Facet nie miał średniego wykształcenia, więc wraz z innymi kolegami zapiał się i zaczął uczęszczać do wieczorowego liceum. W pierwszym miesiącu nauki już były zadane lektury z języka polskiego. Chłop starał się przeczytać pierwszą z nich. Czytał więc tę książkę w każdej nadarzającej się okazji. Nawet w przerwach podczas pracy przy przy samolotach. Gdy zajął się czymś innym, kładł książkę grzbietem do góry na skrzydle samolotu i wykonywał swoją pracę. Wówczas jakiś dowcipniś przewracał mu tę książkę o kilkanaście kartek do przodu. Po skończeniu pracy bosman brał tę książkę i od nowa czytał ją tak, jakby tego wcześniej nie przeczytał. W końcu nauczyciel „od polskiego” powiedział mu, że szkoda czasu ich obu aby wzajemnie męczyli się i lepiej będzie: „jeżeli pan bosman zrezygnuje z nauki w liceum”. Nie trzeba było tego kilka razy powtarzać temu facetowi. Zakończył swoja edukację.

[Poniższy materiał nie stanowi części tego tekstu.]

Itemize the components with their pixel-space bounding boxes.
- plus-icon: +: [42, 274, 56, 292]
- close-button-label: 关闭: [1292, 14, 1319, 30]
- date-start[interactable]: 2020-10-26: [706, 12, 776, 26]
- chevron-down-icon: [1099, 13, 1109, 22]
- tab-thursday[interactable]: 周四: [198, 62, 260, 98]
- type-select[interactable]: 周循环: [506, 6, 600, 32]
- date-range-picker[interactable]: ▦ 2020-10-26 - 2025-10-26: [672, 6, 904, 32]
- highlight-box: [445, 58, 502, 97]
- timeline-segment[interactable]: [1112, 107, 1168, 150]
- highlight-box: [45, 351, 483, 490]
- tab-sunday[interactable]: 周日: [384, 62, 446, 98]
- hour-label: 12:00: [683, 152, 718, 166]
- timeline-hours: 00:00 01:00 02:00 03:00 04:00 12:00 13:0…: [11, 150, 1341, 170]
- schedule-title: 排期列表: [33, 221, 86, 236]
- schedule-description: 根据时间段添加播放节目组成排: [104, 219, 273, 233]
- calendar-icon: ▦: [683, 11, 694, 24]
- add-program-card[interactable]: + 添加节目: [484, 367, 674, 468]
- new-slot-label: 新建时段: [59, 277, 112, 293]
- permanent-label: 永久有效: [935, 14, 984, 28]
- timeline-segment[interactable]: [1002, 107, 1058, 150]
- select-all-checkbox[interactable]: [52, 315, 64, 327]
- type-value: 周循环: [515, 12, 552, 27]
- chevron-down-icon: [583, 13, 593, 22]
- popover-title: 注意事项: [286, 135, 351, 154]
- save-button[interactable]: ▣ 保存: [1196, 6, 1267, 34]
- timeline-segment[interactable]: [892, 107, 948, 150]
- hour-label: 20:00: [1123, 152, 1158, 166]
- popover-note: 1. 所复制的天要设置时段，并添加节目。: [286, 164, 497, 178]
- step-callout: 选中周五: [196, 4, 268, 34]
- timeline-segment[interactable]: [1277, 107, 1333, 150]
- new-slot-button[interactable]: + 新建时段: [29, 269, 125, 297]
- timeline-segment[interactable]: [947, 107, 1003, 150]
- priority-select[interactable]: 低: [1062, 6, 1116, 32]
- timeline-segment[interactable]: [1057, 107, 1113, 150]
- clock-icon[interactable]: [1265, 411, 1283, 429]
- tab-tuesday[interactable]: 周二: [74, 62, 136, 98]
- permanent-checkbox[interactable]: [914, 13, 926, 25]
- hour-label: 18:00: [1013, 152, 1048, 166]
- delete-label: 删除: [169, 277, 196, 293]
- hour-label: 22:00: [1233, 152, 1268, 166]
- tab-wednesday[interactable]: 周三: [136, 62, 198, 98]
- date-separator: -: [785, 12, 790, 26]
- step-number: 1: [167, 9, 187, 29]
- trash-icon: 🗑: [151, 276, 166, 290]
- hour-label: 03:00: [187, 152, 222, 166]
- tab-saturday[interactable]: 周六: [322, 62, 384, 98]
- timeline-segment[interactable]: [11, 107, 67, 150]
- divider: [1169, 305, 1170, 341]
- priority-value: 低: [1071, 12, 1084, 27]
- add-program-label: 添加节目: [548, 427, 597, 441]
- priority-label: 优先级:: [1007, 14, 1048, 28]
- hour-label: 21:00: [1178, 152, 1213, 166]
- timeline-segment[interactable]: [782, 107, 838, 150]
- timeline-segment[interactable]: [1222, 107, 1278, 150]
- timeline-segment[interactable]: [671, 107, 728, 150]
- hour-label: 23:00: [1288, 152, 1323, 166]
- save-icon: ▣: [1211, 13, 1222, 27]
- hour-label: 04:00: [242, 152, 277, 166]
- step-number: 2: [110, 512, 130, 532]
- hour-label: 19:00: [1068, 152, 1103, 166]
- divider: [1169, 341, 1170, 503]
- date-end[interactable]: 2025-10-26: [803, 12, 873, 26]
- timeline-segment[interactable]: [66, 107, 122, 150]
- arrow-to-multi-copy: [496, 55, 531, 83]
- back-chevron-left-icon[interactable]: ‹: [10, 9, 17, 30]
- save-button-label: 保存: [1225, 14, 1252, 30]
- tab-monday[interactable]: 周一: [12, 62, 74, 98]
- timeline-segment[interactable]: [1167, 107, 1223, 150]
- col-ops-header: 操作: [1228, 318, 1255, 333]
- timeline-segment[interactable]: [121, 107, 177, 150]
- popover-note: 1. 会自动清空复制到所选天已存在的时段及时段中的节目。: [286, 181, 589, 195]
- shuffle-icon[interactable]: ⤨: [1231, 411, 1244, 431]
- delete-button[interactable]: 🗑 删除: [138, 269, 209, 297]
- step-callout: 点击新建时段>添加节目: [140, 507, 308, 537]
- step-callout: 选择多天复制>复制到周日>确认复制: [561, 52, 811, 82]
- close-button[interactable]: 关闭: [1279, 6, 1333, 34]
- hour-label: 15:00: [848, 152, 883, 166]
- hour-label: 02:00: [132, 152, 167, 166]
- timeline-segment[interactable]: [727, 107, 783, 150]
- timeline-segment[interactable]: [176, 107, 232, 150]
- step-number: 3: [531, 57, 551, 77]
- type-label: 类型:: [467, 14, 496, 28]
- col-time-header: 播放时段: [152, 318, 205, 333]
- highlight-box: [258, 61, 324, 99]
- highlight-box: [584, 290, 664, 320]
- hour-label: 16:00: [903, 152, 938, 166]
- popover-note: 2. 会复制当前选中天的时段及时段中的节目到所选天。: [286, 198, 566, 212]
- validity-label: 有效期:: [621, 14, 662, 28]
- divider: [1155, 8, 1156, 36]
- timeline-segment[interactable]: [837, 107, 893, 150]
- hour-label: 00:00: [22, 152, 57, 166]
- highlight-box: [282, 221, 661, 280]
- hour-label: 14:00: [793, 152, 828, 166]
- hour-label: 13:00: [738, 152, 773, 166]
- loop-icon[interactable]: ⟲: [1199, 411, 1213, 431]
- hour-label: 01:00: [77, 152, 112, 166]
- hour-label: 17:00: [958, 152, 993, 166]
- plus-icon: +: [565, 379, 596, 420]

W jakiś czas po tym zdarzeniu w garnizonie odbywała się inspekcja z MON. Trzeba było się pilnować, żeby nie podpaść podczas takiej inspekcji, bo to później mogło decydować o awansach i nagrodach. Głównym celem takiej inspekcji było sprawdzanie wiedzy ogólnowojskowej, znajomość przełożonych z sekretarzami Biura Politycznego PZPR włącznie. Odpytywano też ze znajomości bieżących zdarzeń politycznych. Jakiś major, inspektor MON, odpytywał podoficerów zawodowych. Kolejnym do przesłuchania był ów bosman. Major spytał go.

– Niech Ob. bosman powie mi. Co to jest cywilizacja?

– Cywilizacja jest wtedy, kiedy marynarze idą do cywila. Ob. majorze! – padła natychmiastowa i dziarska odpowiedź. Majora zamurowało.

Major inspekcyjny wyszedł na durnia, w naszych oczach, a ów bosman uchodził niemal za bohatera. Taka riposta na takie pytanie należała się takiemu mądrali. Długo potem jeszcze opowiadaliśmy sobie to zdarzenie, jako doskonały kawał przy różnych spotkaniach. Do swojego bloga użyłem więc odpowiedzi zdawałoby się prostego bosmana, który nie potrafił przeczytać jednej książki do końca. Zmieniłem tylko marynarze na żołnierze. Jako sformułowanie bardziej ogólne.